95. Le Gouvernement explique que les services fiscaux ont décidé de
préempter le bien de la requérante après avoir constaté que le prix
d'acquisition était insuffisant.
1. Observations d'ordre général :
96. La Commission rappelle que l'article 1 du Protocole N° 1 (P1-1)
comporte trois normes distinctes. La première, d'ordre général, énonce
le principe du respect de la propriété; elle s'exprime dans la première
phrase du premier alinéa. La deuxième vise la privation de propriété
et la soumet à certaines conditions ; elle figure dans la seconde
phrase du même alinéa. Quant à la troisième, elle reconnaît aux Etats
le pouvoir, entre autres, de réglementer l'usage des biens conformément
à l'intérêt général en mettant en vigueur les lois qu'ils jugent
nécessaires à cette fin ; elle ressort du deuxième alinéa (voir Cour
eur. D.H., arrêts Sporrong et Lönnroth du 23 septembre 1982, Série A
n° 52, p. 24, par. 61 ; James et autres du 21 février 1986, Série A
n° 98, p. 29, par. 37).
Il ne s'agit pas pour autant de règles dépourvues de rapport
entre elles. La seconde et la troisième ont trait à des exemples
particuliers d'atteintes au droit de propriété ; dès lors, elles
doivent s'interpréter à la lumière du principe général consacré par la
première (arrêt James et autres, précité, p. 30, par. 37).

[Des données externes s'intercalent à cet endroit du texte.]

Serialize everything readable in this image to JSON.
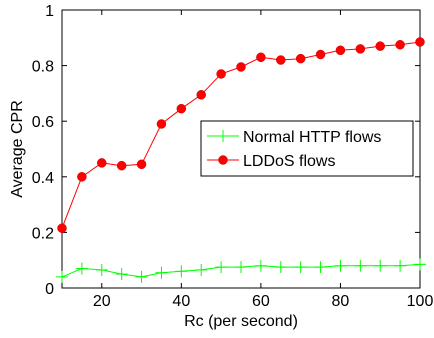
{
  "chart_data": {
    "type": "line",
    "xlabel": "Rc (per second)",
    "ylabel": "Average CPR",
    "xlim": [
      10,
      100
    ],
    "ylim": [
      0,
      1
    ],
    "xticks": [
      20,
      40,
      60,
      80,
      100
    ],
    "yticks": [
      0,
      0.2,
      0.4,
      0.6,
      0.8,
      1
    ],
    "xtick_labels": [
      "20",
      "40",
      "60",
      "80",
      "100"
    ],
    "ytick_labels": [
      "0",
      "0.2",
      "0.4",
      "0.6",
      "0.8",
      "1"
    ],
    "legend_position": "center-right",
    "grid": false,
    "series": [
      {
        "name": "Normal HTTP flows",
        "color": "#00ff00",
        "marker": "plus",
        "x": [
          10,
          15,
          20,
          25,
          30,
          35,
          40,
          45,
          50,
          55,
          60,
          65,
          70,
          75,
          80,
          85,
          90,
          95,
          100
        ],
        "y": [
          0.04,
          0.07,
          0.065,
          0.05,
          0.04,
          0.055,
          0.06,
          0.065,
          0.075,
          0.075,
          0.08,
          0.075,
          0.075,
          0.075,
          0.08,
          0.08,
          0.08,
          0.08,
          0.085
        ]
      },
      {
        "name": "LDDoS flows",
        "color": "#ff0000",
        "marker": "circle",
        "x": [
          10,
          15,
          20,
          25,
          30,
          35,
          40,
          45,
          50,
          55,
          60,
          65,
          70,
          75,
          80,
          85,
          90,
          95,
          100
        ],
        "y": [
          0.215,
          0.4,
          0.45,
          0.44,
          0.445,
          0.59,
          0.645,
          0.695,
          0.77,
          0.795,
          0.83,
          0.82,
          0.825,
          0.84,
          0.855,
          0.86,
          0.87,
          0.875,
          0.885
        ]
      }
    ]
  }
}
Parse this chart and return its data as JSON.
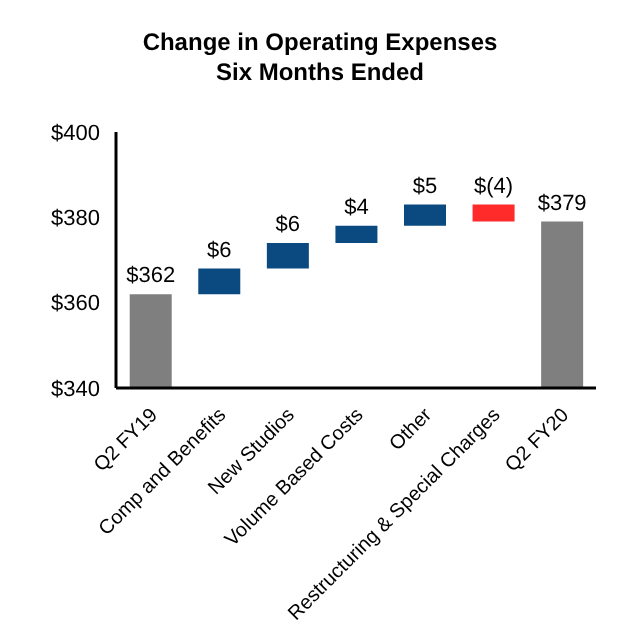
{
  "chart_data": {
    "type": "bar",
    "title": "Change in Operating Expenses\nSix Months Ended",
    "categories": [
      "Q2 FY19",
      "Comp and Benefits",
      "New Studios",
      "Volume Based Costs",
      "Other",
      "Restructuring & Special Charges",
      "Q2 FY20"
    ],
    "values": [
      362,
      6,
      6,
      4,
      5,
      -4,
      379
    ],
    "base": [
      null,
      362,
      368,
      374,
      378,
      383,
      null
    ],
    "colors": [
      "#7f7f7f",
      "#0b4a80",
      "#0b4a80",
      "#0b4a80",
      "#0b4a80",
      "#ff2a2a",
      "#7f7f7f"
    ],
    "value_labels": [
      "$362",
      "$6",
      "$6",
      "$4",
      "$5",
      "$(4)",
      "$379"
    ],
    "ylim": [
      340,
      400
    ],
    "yticks": [
      {
        "value": 340,
        "label": "$340"
      },
      {
        "value": 360,
        "label": "$360"
      },
      {
        "value": 380,
        "label": "$380"
      },
      {
        "value": 400,
        "label": "$400"
      }
    ],
    "grid": false,
    "legend": false
  }
}
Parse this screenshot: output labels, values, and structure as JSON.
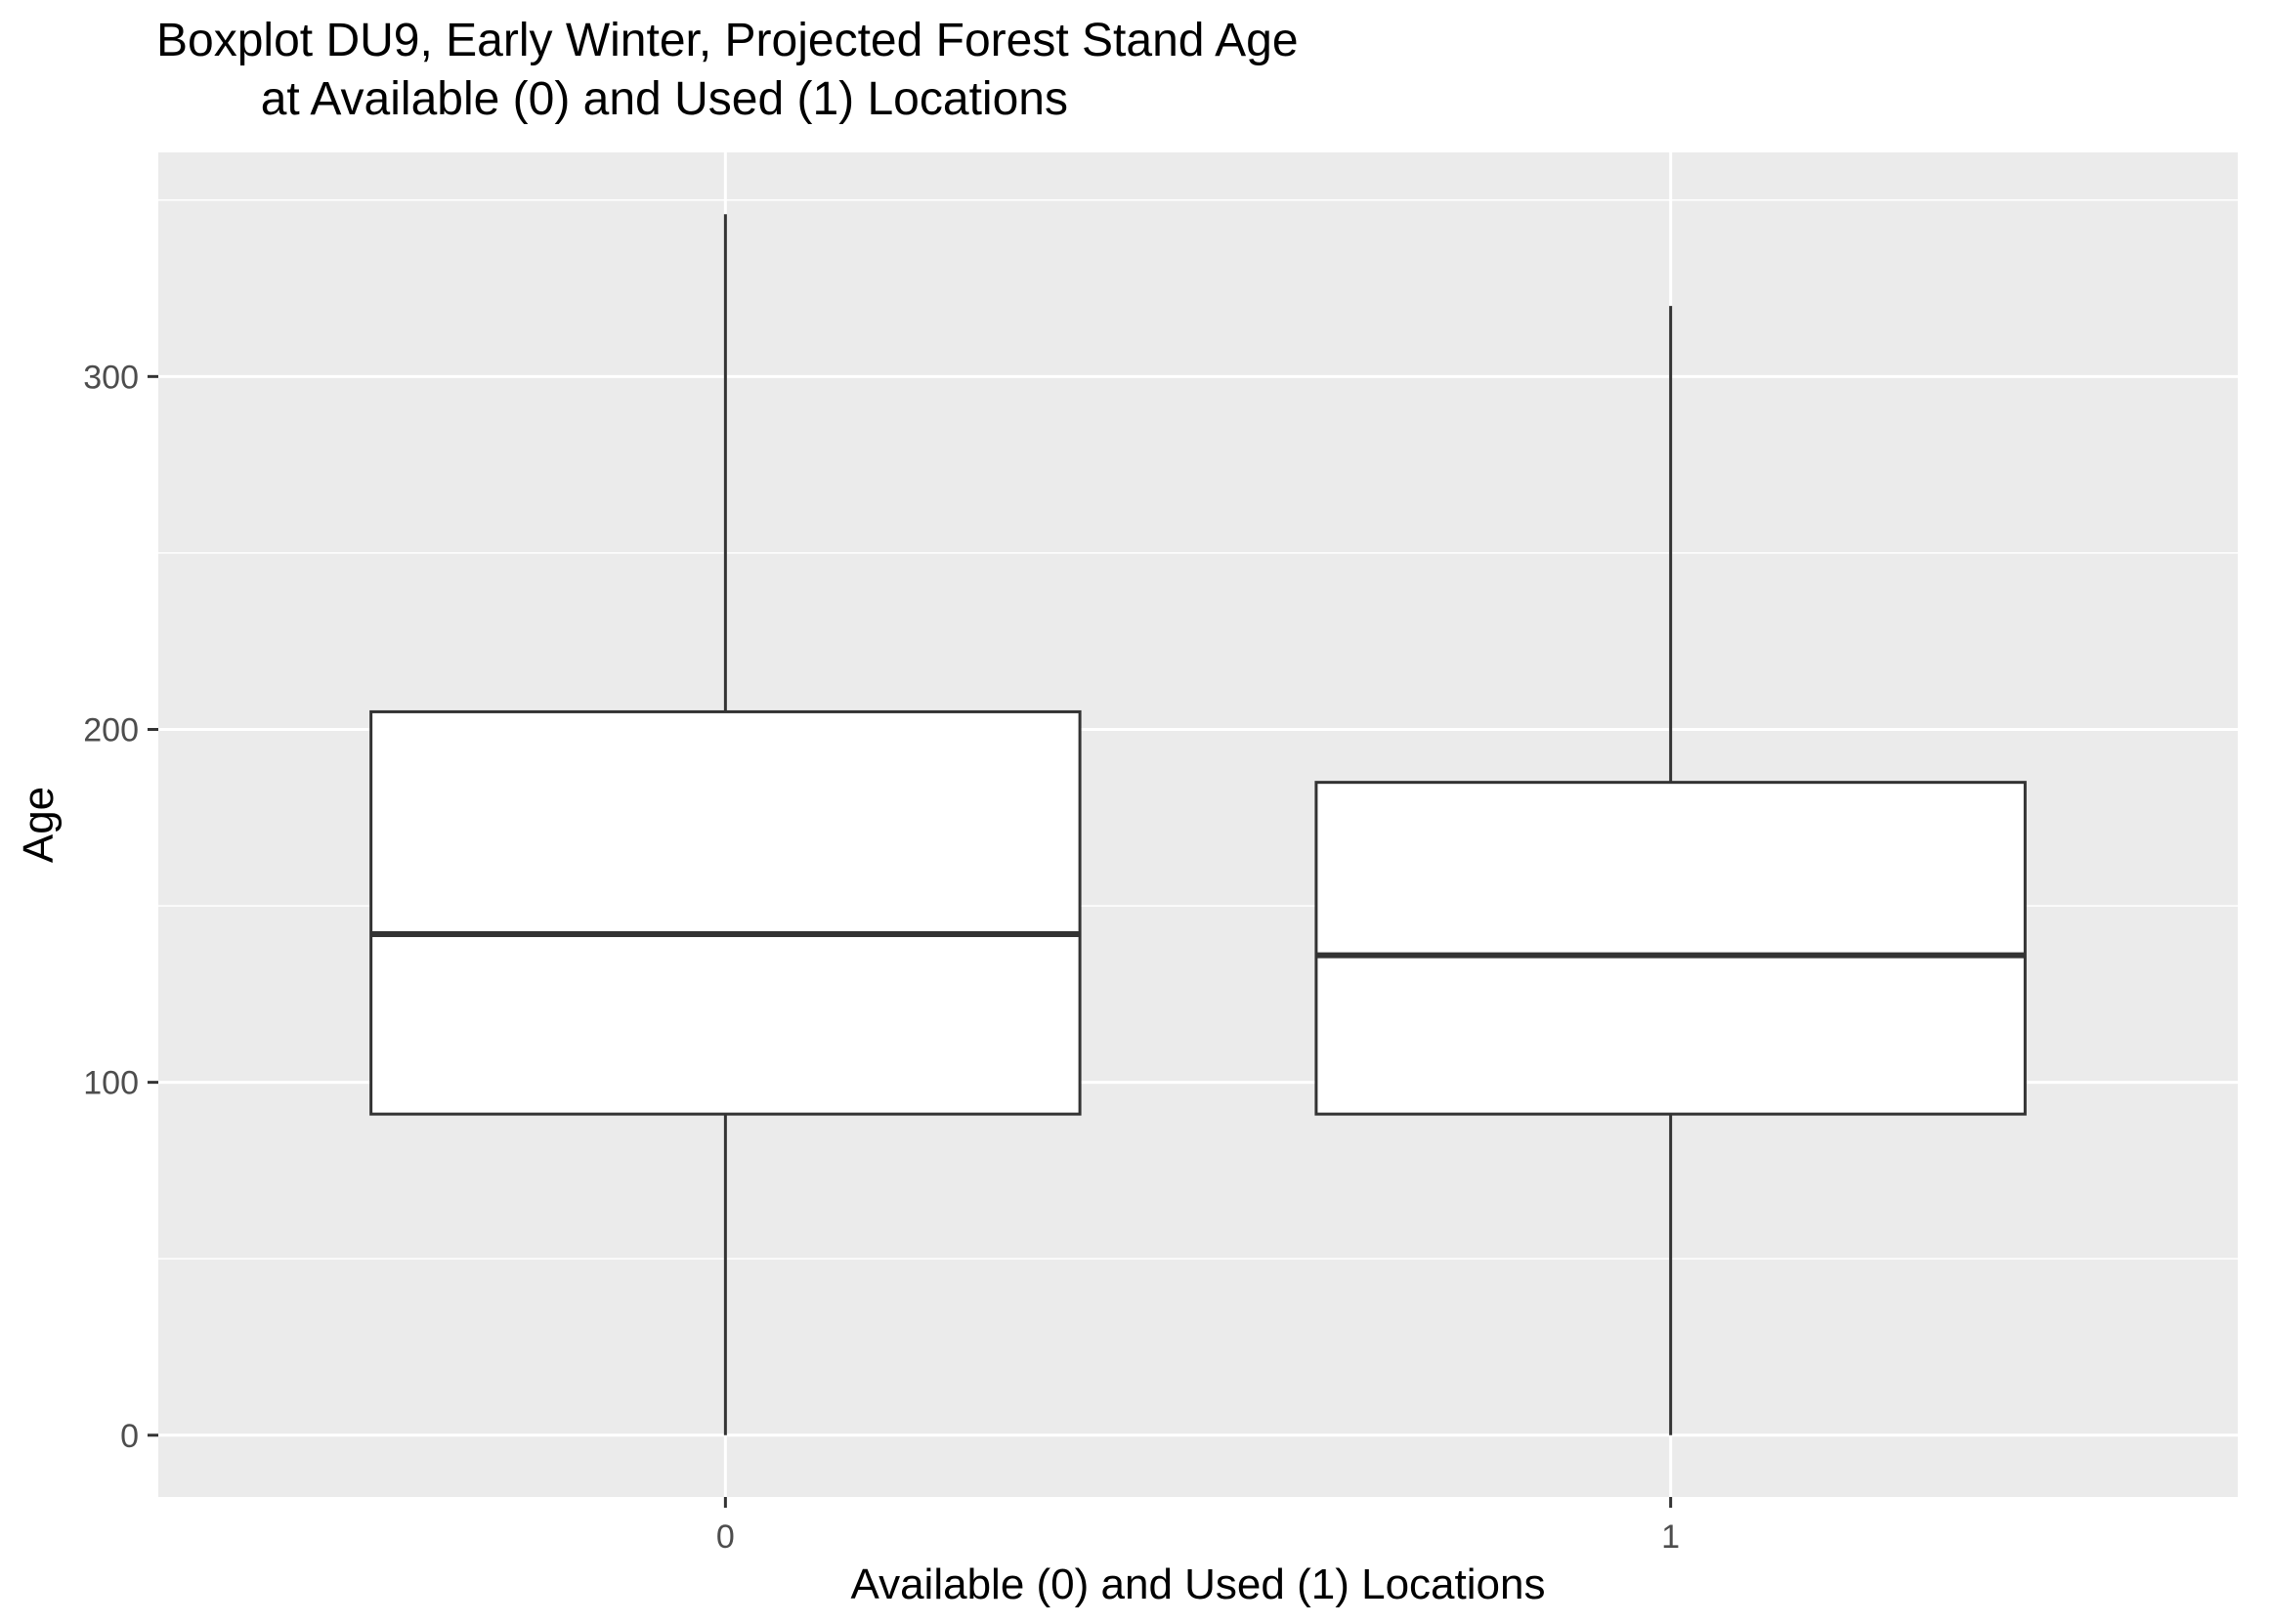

97. La Commission rappelle également que, selon la jurisprudence, on
doit "regarder au-delà des apparences et analyser les réalités de la
situation litigieuse" ; les garanties de la Convention doivent être
réelles, concrètes et effectives (arrêt Sporrong et Lönnroth précité,
p. 24, par. 63, affaire Lithgow et autres, Avis Comm. 7.03.84, Série A
n° 108, p. 89, par. 352). Partant de là, la Cour a reconnu dans l'arrêt
Sporrong et Lönnroth qu'à part les expropriations formelles, la seconde
phrase du premier alinéa de l'article 1 pouvait également englober les
expropriations de fait qu'on "peut assimiler à une privation de
propriété". Cette jurisprudence a été confirmée à l'occasion des
affaires Erkner et Hofauer, et Poiss (voir Cour eur. D.H., arrêts
Erkner et Hofauer du 23 avril 1987, Série A n°117, p. 65, par. 74 ;
Poiss 23 avril 1987, Série A n° 117, p. 108, par. 64). Le concept de
privation englobe ainsi non seulement les expropriations formelles,
mais également les expropriations de fait, c'est-à-dire les mesures qui
peuvent être assimilées à une privation de propriété ou portent
atteinte à la substance de la propriété à un point tel qu'elles
équivalent à une expropriation.
98. La requérante soutient que la mesure de préemption de son bien
constitue une expropriation de fait relevant de la deuxième phrase de
l'article 1 du Protocole additionnel (P1-1).
99. Le Gouvernement défendeur ne fait aucune observation à cet égard.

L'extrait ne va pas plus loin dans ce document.